TGF-β1 is also known to play a critical role in matrix remodeling by enhancing collagen synthesis (12). The normal heart valve is composed of collagen, proteoglycan and elastin, and approximately 85% of the total collagen in the heart is type I collagen (27). In rheumatic valves, the total amounts of collagen, proteoglycan, and elastin are significantly increased (27). Our result demonstrated that the proportion of collagen deposition was increased, and proteoglycan deposition was decreased in rheumatic valvular leaflets compared to control valves, but that it did not correlate with TGF-β1 overexpression. Because only the percentage of collagen and proteoglycan deposited areas in the valvular leaflets was evaluated and the total amount of collagen was not calculated, we were unable to investigate the accurate relationship of collagen deposition to TGF-β1 expression. However, the ratio of proteoglycan to collagen deposited areas was lower in the TGF-β1 positive group than in the negative group. Therefore TGF-β1 expression might be related to the conversion of extracellular matrix from proteoglycan to collagen rather than to the percentage of collagen or that of proteoglycan.

There are a number of efforts that have aimed to reduce fibrosis in cardiovascular disease, such as post-ischemic fibrosis, and dilated and hypertrophic cardiomyopathies, and targeting the TGF-β1 may be effective in attenuating fibrosis and hypertrophy in the heart (26). Our study indicated that TGF-β1 may play some role in valvular fibrosis and deformity in CRHD, and therefore, TGF-β1 might be an appropriate target for prevention of subsequent valvular dysfunction in patients having suffered from RF.

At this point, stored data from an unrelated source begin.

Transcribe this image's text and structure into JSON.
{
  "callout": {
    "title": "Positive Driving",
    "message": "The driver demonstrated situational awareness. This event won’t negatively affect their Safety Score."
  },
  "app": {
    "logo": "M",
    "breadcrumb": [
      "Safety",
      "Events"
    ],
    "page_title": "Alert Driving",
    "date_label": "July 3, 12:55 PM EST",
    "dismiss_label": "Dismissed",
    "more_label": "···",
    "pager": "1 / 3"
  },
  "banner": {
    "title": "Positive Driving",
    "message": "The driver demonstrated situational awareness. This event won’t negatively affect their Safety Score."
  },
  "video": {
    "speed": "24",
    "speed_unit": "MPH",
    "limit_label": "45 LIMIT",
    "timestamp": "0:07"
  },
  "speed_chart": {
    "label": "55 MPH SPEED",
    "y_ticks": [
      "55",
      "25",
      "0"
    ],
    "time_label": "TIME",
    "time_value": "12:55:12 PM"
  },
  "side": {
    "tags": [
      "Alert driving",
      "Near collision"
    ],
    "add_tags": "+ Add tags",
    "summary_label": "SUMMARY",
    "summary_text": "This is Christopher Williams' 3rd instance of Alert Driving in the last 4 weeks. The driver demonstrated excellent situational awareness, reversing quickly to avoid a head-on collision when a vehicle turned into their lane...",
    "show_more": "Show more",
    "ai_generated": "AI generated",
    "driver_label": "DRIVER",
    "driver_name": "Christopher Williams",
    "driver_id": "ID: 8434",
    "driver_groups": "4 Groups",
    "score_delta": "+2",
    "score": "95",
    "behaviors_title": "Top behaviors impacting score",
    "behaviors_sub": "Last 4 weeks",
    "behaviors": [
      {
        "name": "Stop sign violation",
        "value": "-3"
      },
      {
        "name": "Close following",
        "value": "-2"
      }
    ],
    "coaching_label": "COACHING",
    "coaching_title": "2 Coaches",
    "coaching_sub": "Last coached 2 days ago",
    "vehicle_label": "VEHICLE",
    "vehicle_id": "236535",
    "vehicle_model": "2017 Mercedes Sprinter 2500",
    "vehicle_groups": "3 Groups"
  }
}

In conclusion, TGF-β1 expression is increased in rheumatic mitral valves, and higher TGF-β1 expression is associated with valvular fibrosis, inflammatory cell infiltration, differentiation of valvular fibroblasts to myofibroblasts, calcification, and changes in the extracellular matrix in the valves of CRHD. These results support the hypothesis that TGF-β1 expression might play some role in the prolonged fibrosis and severe valvular deformity typical of CRHD.